Only 5 percent of new vehicles sold in the U.S. require premium gasoline, the AAA says, but the higher-priced petrol accounts for 20 percent of total fuel sales nationwide.
Are you among the motorists buying premium because you think it benefits your car's fuel economy and performance, even though the vehicle owner's manual says you only need regular?
If so, experts - including Car and Driver magazine, the Consumers Union, the Federal Trade Commission, and Tom and Ray Magliozzi, the Car Talk guys from National Public Radio - say you are simply wasting money.
And with gasoline prices at all-time highs - regular unleaded spiked to $2.069 per gallon in the Toledo area a week ago and the national average for unleaded regular
topped $2 per gallon for the first time ever this week - the extra approximately 20 cents per gallon that premium can cost is an unnecessary luxury.
For most cars designed to run on regular, "you're not gaining one iota by putting premium in them. You're just wasting money," said Gabriel Shenhar, the senior auto test engineer and special publications program manager for Consumers' Union, the publisher of Consumer Reports.
A few vehicles may gain "marginally" increased engine power if they're filled with premium, he told The Blade, but "most people won't know the difference."
According to the Federal Trade Commission, using an octane grade higher than recommended in a vehicle's operations manual "offers absolutely no benefit.
"It won't make your car perform better, go faster, get better mileage, or run cleaner," according to the FTC's "Low-Down on High Octane Gasoline. "Your best bet: Listen to your owner's manual."
The Magliozzi brothers note that unnecessarily high octane is widely believed to increase pollution from cars, rather than reduce it. The notion that "treating" a car to premium gas is "hogwash," they say.
The exceptions? Big sport-utility trucks, luxury cars, and anything else with a high-performance engine. For those vehicles, the owner's manuals are clear: Premium is recommended and cost-cutting to a cheaper grade can cause reduced engine performance.
A Car and Driver test of five vehicles - three of them calibrated to run on regular, two for which premium was recommended - found negligible improvement when the "regulars" were fed premium. The high-performance BMW and Saab models in the November, 2001, test ran with measurably less power when fed regular, but neither suffered any "drivability problems."

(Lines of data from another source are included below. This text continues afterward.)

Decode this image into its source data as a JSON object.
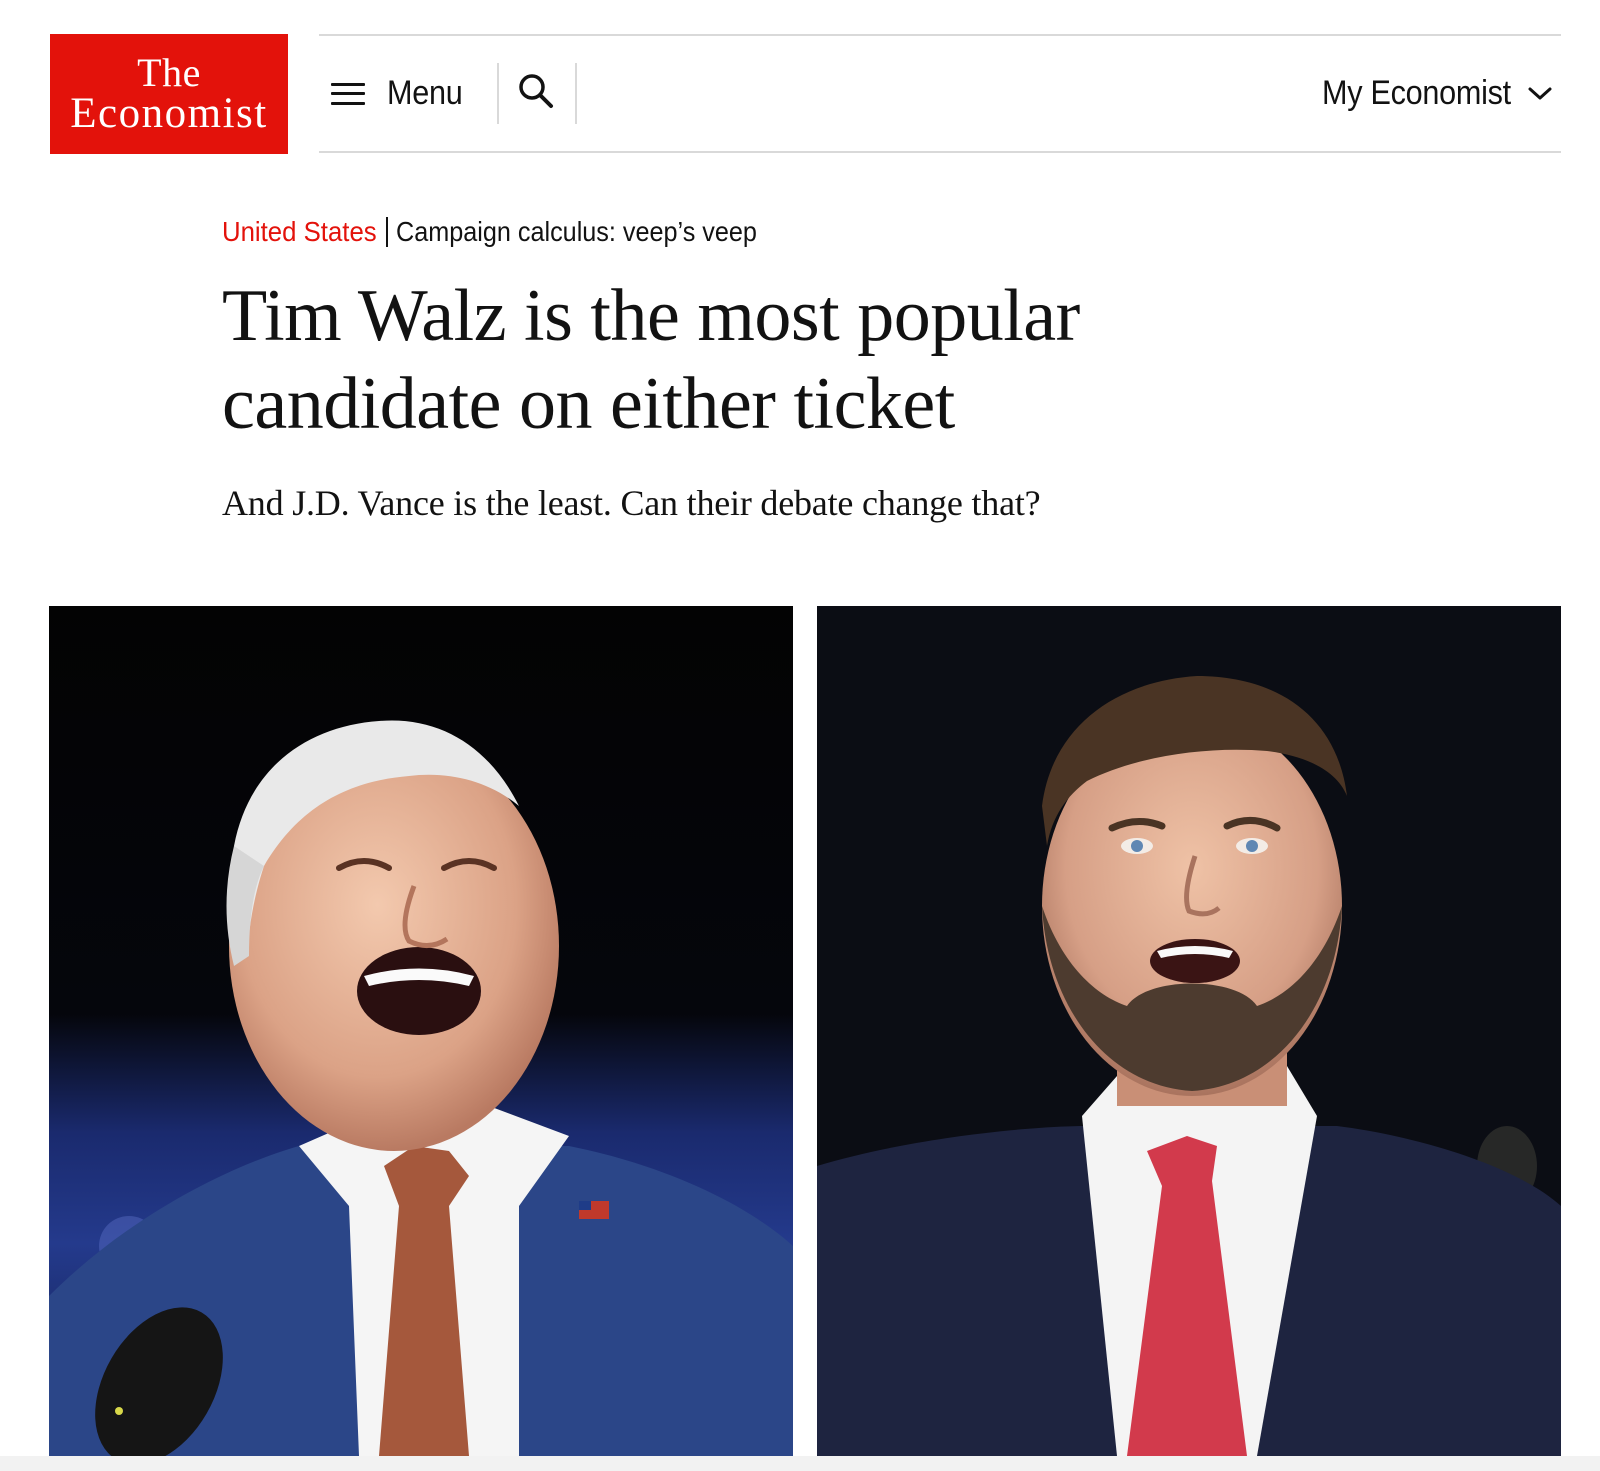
{
  "header": {
    "logo": {
      "line1": "The",
      "line2": "Economist"
    },
    "menu_label": "Menu",
    "search_icon": "search-icon",
    "my_economist_label": "My Economist",
    "chevron_icon": "chevron-down-icon"
  },
  "article": {
    "section": "United States",
    "topic": "Campaign calculus: veep’s veep",
    "headline": "Tim Walz is the most popular candidate on either ticket",
    "standfirst": "And J.D. Vance is the least. Can their debate change that?"
  },
  "colors": {
    "brand_red": "#e3120b",
    "text": "#121212",
    "rule": "#d9d9d9"
  }
}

While Mr. Shenhar said explaining the decision by a majority of premium buyers to purchase the higher-priced gasoline "probably requires an answer from a psychologist," two forces appear to be at work.
For one, gasoline advertising has tended to emphasize cleaner running and better performance from premium. But the FTC said all gasolines now are required to contain detergent additives to eliminate the build-up of engine-fouling deposits.
Spokesmen for Marathon-Ashland and Sunoco both said yesterday that their companies recommend motorists buy the grade of gasoline recommended in their owner's manuals. BP-Amoco, which for several years pitched its premium gas during the winter as having an additive to combat gas line freeze-up, now offers that additive in all of its winter gasolines.
The other factor at work here appears to be more historic in nature. Years ago, premium really did boost engine performance because the higher octane content helped control knocking and pinging, which occurs when the air-fuel mixture in an engine's cylinders becomes over-pressured and explodes prematurely. The higher octane raised the temperature at which such explosions occurred.
Older, high-performance engines in muscle cars of years gone by could actually be damaged by continual knocking and pinging attributable to inadequate gasoline octane. But spokesmen for several automakers told The Blade knock sensors in modern engines automatically adjust cylinder timing, so that is no longer a problem.
If engine knock does develop and is allowed to persist, engine damage remains a possibility. In that case, manufacturers say, it's usually a sign of an engine in need of a tune-up.
"With today's electronic engine controls, it's unlikely you would have engine damage [from using regular]," said Ford spokesman Mike Vaughn.